Los dos grupos que antes discutían ahora parecían mostrar más interés por él. Hanson saludó una vez más con la mano a los que estaban al otro lado de la calle.

—Enseguida estoy con ustedes —les dijo—. Gracias por su paciencia. —Luego se dirigió a Fred—: Los Musulmanes van a supervisar mi interacción con la comunidad negra: espero que en eso pueda usted echarme una mano. Quisiera quedar bien delante de ellos. —La mujer había desaparecido, y también el tipo corpulento llamado Alvin—. ¿Quiere decirme de qué va todo esto?

La cosa había tenido que ver con un espacio para aparcar. Alguien de su lado de la calle se había acercado hasta la tienda de licores y al volver unos minutos más tarde se encontró con que le habían ocupado el sitio. Pero la cosa era más complicada. Oyó a Fred hasta el final y después preguntó a los otros cómo lo habían visto ellos.

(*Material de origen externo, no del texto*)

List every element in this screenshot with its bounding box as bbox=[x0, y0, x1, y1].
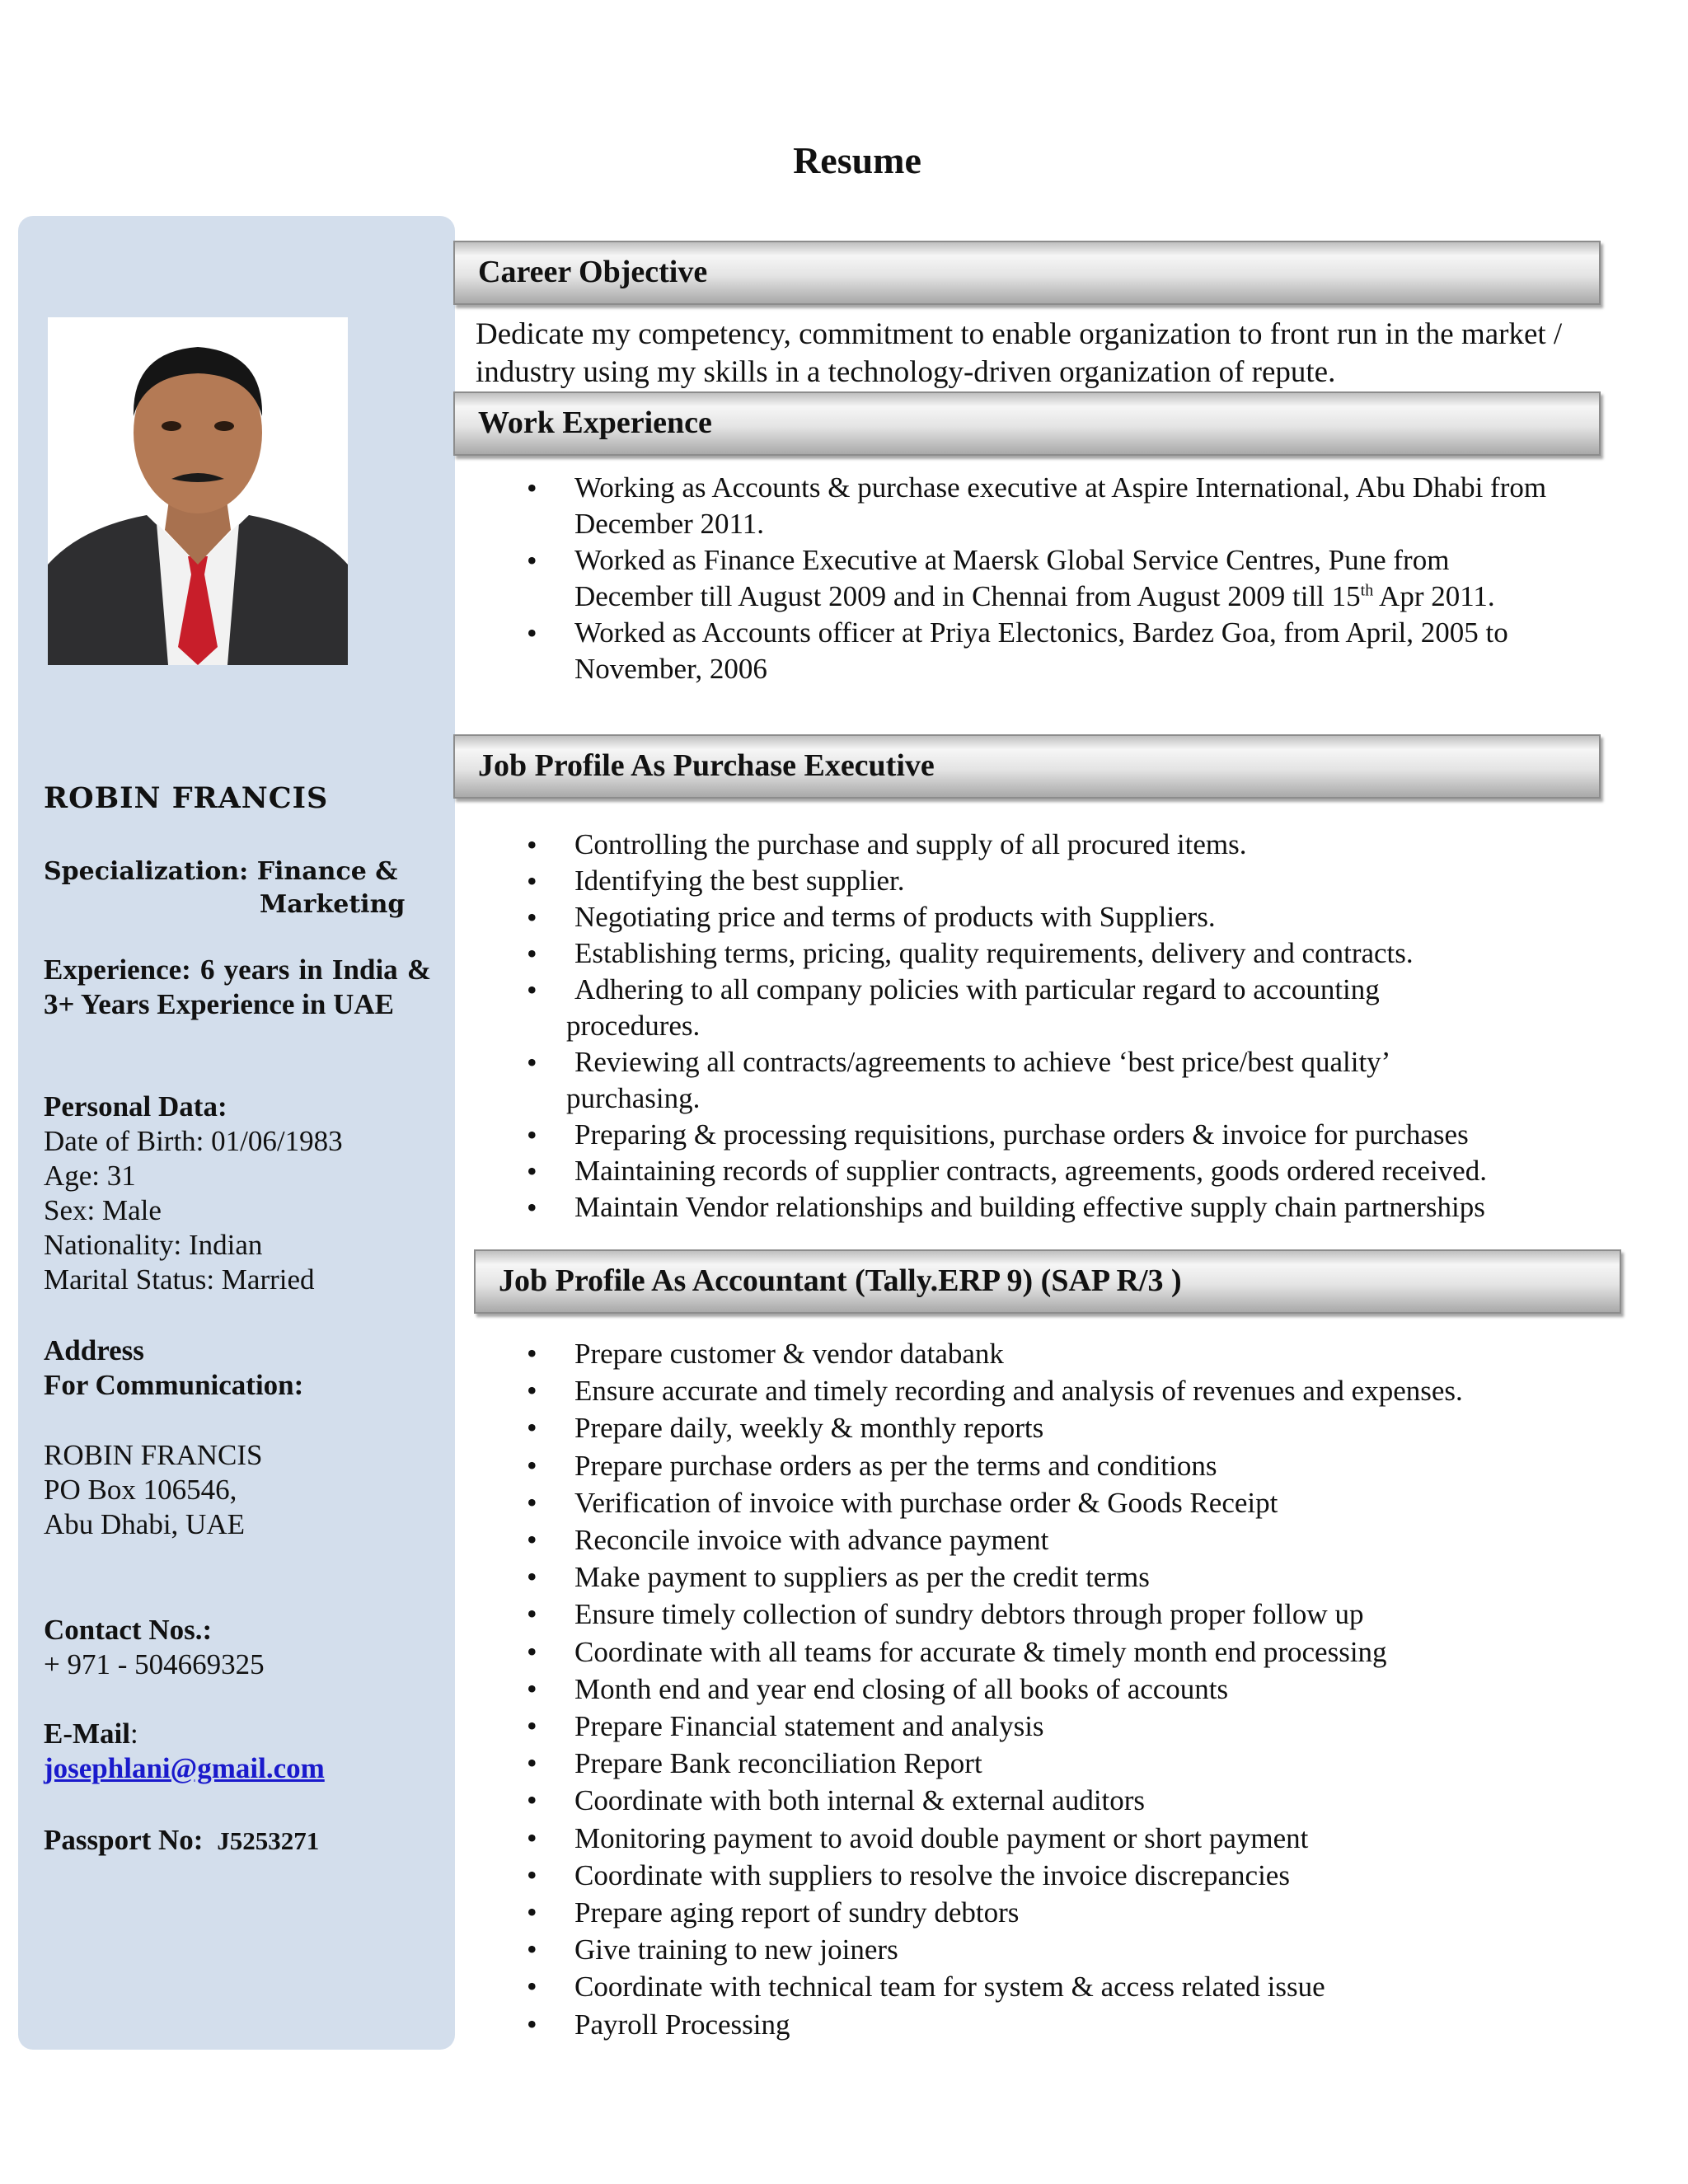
date-of-birth: Date of Birth: 01/06/1983 bbox=[44, 1125, 343, 1157]
purchase-item: Negotiating price and terms of products with Suppliers. bbox=[574, 901, 1216, 933]
list-item bbox=[574, 1857, 1580, 1894]
work-item-2a: Worked as Finance Executive at Maersk Global Service Centres, Pune from December till August 2009 and in Chennai from August 2009 till 15 bbox=[574, 544, 1450, 612]
list-item bbox=[574, 542, 1564, 615]
work-item-3: Worked as Accounts officer at Priya Electonics, Bardez Goa, from April, 2005 to November, 2006 bbox=[574, 616, 1508, 685]
accountant-item: Prepare daily, weekly & monthly reports bbox=[574, 1412, 1044, 1445]
accountant-item: Month end and year end closing of all books of accounts bbox=[574, 1672, 1229, 1705]
work-experience-header bbox=[453, 391, 1601, 456]
email-block bbox=[44, 1717, 431, 1786]
accountant-profile-list bbox=[574, 1335, 1580, 2043]
purchase-item-continuation: procedures. bbox=[566, 1010, 701, 1042]
email-link[interactable]: josephlani@gmail.com bbox=[44, 1752, 325, 1784]
purchase-item: Adhering to all company policies with particular regard to accounting bbox=[574, 973, 1380, 1005]
specialization-line2: Marketing bbox=[260, 890, 406, 919]
purchase-profile-header bbox=[453, 734, 1601, 799]
list-item bbox=[566, 1044, 1580, 1117]
contact-heading: Contact Nos.: bbox=[44, 1614, 213, 1646]
list-item bbox=[574, 615, 1564, 687]
passport-label: Passport No: bbox=[44, 1824, 204, 1856]
accountant-item: Prepare aging report of sundry debtors bbox=[574, 1896, 1020, 1929]
list-item bbox=[574, 1671, 1580, 1708]
list-item bbox=[574, 1335, 1580, 1372]
accountant-item: Verification of invoice with purchase order & Goods Receipt bbox=[574, 1486, 1278, 1519]
list-item bbox=[574, 1117, 1580, 1153]
profile-photo bbox=[48, 317, 348, 665]
accountant-item: Prepare Financial statement and analysis bbox=[574, 1710, 1044, 1743]
list-item bbox=[574, 470, 1564, 542]
list-item bbox=[574, 1820, 1580, 1857]
purchase-profile-list bbox=[566, 827, 1580, 1226]
list-item bbox=[574, 1782, 1580, 1819]
list-item bbox=[574, 1931, 1580, 1968]
contact bbox=[44, 1613, 431, 1682]
accountant-item: Coordinate with both internal & external auditors bbox=[574, 1784, 1146, 1817]
purchase-item: Establishing terms, pricing, quality requirements, delivery and contracts. bbox=[574, 937, 1414, 969]
list-item bbox=[574, 935, 1580, 972]
list-item bbox=[574, 1894, 1580, 1931]
purchase-item-continuation: purchasing. bbox=[566, 1082, 701, 1114]
accountant-item: Ensure timely collection of sundry debtors through proper follow up bbox=[574, 1598, 1364, 1631]
career-objective-header bbox=[453, 241, 1601, 305]
address-heading-line2: For Communication: bbox=[44, 1369, 304, 1401]
address-heading-line1: Address bbox=[44, 1334, 144, 1366]
sex: Sex: Male bbox=[44, 1194, 162, 1226]
list-item bbox=[574, 1633, 1580, 1671]
address bbox=[44, 1438, 431, 1542]
personal-data bbox=[44, 1090, 431, 1297]
purchase-item: Maintain Vendor relationships and building effective supply chain partnerships bbox=[574, 1191, 1485, 1223]
work-item-2b: Apr 2011. bbox=[1373, 580, 1495, 612]
list-item bbox=[574, 1153, 1580, 1189]
purchase-item: Identifying the best supplier. bbox=[574, 865, 905, 897]
list-item bbox=[574, 1968, 1580, 2005]
list-item bbox=[574, 1189, 1580, 1226]
contact-number: + 971 - 504669325 bbox=[44, 1648, 265, 1680]
accountant-item: Ensure accurate and timely recording and analysis of revenues and expenses. bbox=[574, 1375, 1463, 1408]
accountant-profile-header bbox=[474, 1249, 1621, 1314]
personal-data-heading: Personal Data: bbox=[44, 1090, 227, 1122]
age: Age: 31 bbox=[44, 1160, 136, 1192]
address-heading bbox=[44, 1333, 431, 1403]
list-item bbox=[574, 1521, 1580, 1558]
accountant-item: Give training to new joiners bbox=[574, 1933, 898, 1966]
experience-summary: Experience: 6 years in India & 3+ Years Experience in UAE bbox=[44, 954, 431, 1020]
list-item bbox=[574, 2006, 1580, 2043]
specialization-line1: Specialization: Finance & bbox=[44, 857, 398, 886]
email-heading: E-Mail bbox=[44, 1718, 130, 1750]
accountant-item: Coordinate with technical team for system & access related issue bbox=[574, 1971, 1325, 2004]
accountant-item: Prepare customer & vendor databank bbox=[574, 1338, 1004, 1370]
list-item bbox=[574, 1745, 1580, 1782]
list-item bbox=[574, 899, 1580, 935]
list-item bbox=[574, 1708, 1580, 1745]
nationality: Nationality: Indian bbox=[44, 1229, 263, 1261]
passport bbox=[44, 1823, 431, 1858]
list-item bbox=[574, 1409, 1580, 1446]
accountant-item: Coordinate with all teams for accurate & timely month end processing bbox=[574, 1635, 1387, 1668]
career-objective-title: Career Objective bbox=[478, 255, 708, 289]
purchase-item: Controlling the purchase and supply of all procured items. bbox=[574, 828, 1247, 860]
purchase-item: Preparing & processing requisitions, purchase orders & invoice for purchases bbox=[574, 1118, 1469, 1151]
accountant-item: Monitoring payment to avoid double payment or short payment bbox=[574, 1821, 1309, 1854]
purchase-profile-title: Job Profile As Purchase Executive bbox=[478, 748, 935, 783]
list-item bbox=[574, 1596, 1580, 1633]
accountant-item: Payroll Processing bbox=[574, 2008, 790, 2041]
specialization bbox=[44, 855, 415, 921]
work-item-2-sup: th bbox=[1360, 581, 1374, 600]
list-item bbox=[574, 1484, 1580, 1521]
work-experience-list bbox=[574, 470, 1564, 687]
list-item bbox=[574, 1447, 1580, 1484]
work-item-1: Working as Accounts & purchase executive at Aspire International, Abu Dhabi from December 2011. bbox=[574, 471, 1547, 540]
address-po-box: PO Box 106546, bbox=[44, 1474, 237, 1506]
list-item bbox=[574, 827, 1580, 863]
address-city: Abu Dhabi, UAE bbox=[44, 1508, 245, 1540]
accountant-item: Reconcile invoice with advance payment bbox=[574, 1524, 1049, 1557]
candidate-name: ROBIN FRANCIS bbox=[44, 781, 329, 815]
accountant-item: Make payment to suppliers as per the credit terms bbox=[574, 1561, 1150, 1594]
accountant-item: Coordinate with suppliers to resolve the invoice discrepancies bbox=[574, 1858, 1290, 1891]
list-item bbox=[566, 972, 1580, 1044]
marital-status: Marital Status: Married bbox=[44, 1263, 315, 1296]
email-colon: : bbox=[129, 1718, 138, 1750]
career-objective-text: Dedicate my competency, commitment to enable organization to front run in the market / industry using my skills in a technology-driven organization of repute. bbox=[476, 317, 1563, 389]
accountant-item: Prepare purchase orders as per the terms and conditions bbox=[574, 1449, 1217, 1482]
document-title: Resume bbox=[793, 139, 921, 181]
list-item bbox=[574, 1372, 1580, 1409]
list-item bbox=[574, 1558, 1580, 1596]
accountant-item: Prepare Bank reconciliation Report bbox=[574, 1747, 982, 1780]
accountant-profile-title: Job Profile As Accountant (Tally.ERP 9) (SAP R/3 ) bbox=[499, 1263, 1182, 1298]
passport-number: J5253271 bbox=[217, 1826, 320, 1855]
list-item bbox=[574, 863, 1580, 899]
address-name: ROBIN FRANCIS bbox=[44, 1439, 263, 1471]
purchase-item: Maintaining records of supplier contracts, agreements, goods ordered received. bbox=[574, 1155, 1487, 1187]
work-experience-title: Work Experience bbox=[478, 405, 712, 440]
purchase-item: Reviewing all contracts/agreements to achieve ‘best price/best quality’ bbox=[574, 1046, 1391, 1078]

Cruzó la calle, rodeó el coche patrulla y habló con la mujer de la bata anaranjada, que era una de esas mujeres que en la zona este de Oakland se dedican a controlar manzanas enteras. Fue educado con ella, la escuchó, la llamó señora, le dio las gracias y estableció contacto visual con todas las demás personas de aquel lado de la calle.

—Muy bien. Sí, señora —dijo, y luego volvió para hablar con Fred.

En no mucho más de cinco minutos de idas y venidas de un lado de la calle al otro para mediar en el problema, logró persuadir a ambos grupos de que entraran de nuevo en sus casas, aunque fuera durante un rato, o de que se marcharan si es que estaban de visita y si no era mucha molestia, y les dio las gracias a todos por ayudarlo. Haciendo caso omiso de los Musulmanes, se subió otra vez al coche patrulla.

—Gracias. Se lo agradezco.

Lentamente hizo un cambio de sentido en la calle, y cuando hubo recorrido unas manzanas aparcó a un lado para rellenar un parte de servicio. «Desacuerdo por un espacio de aparcamiento. Problema resuelto».

Dejó el parte en el maletín y llamó para dar por finalizado el aviso, sumamente complacido con su habilidad para negociar.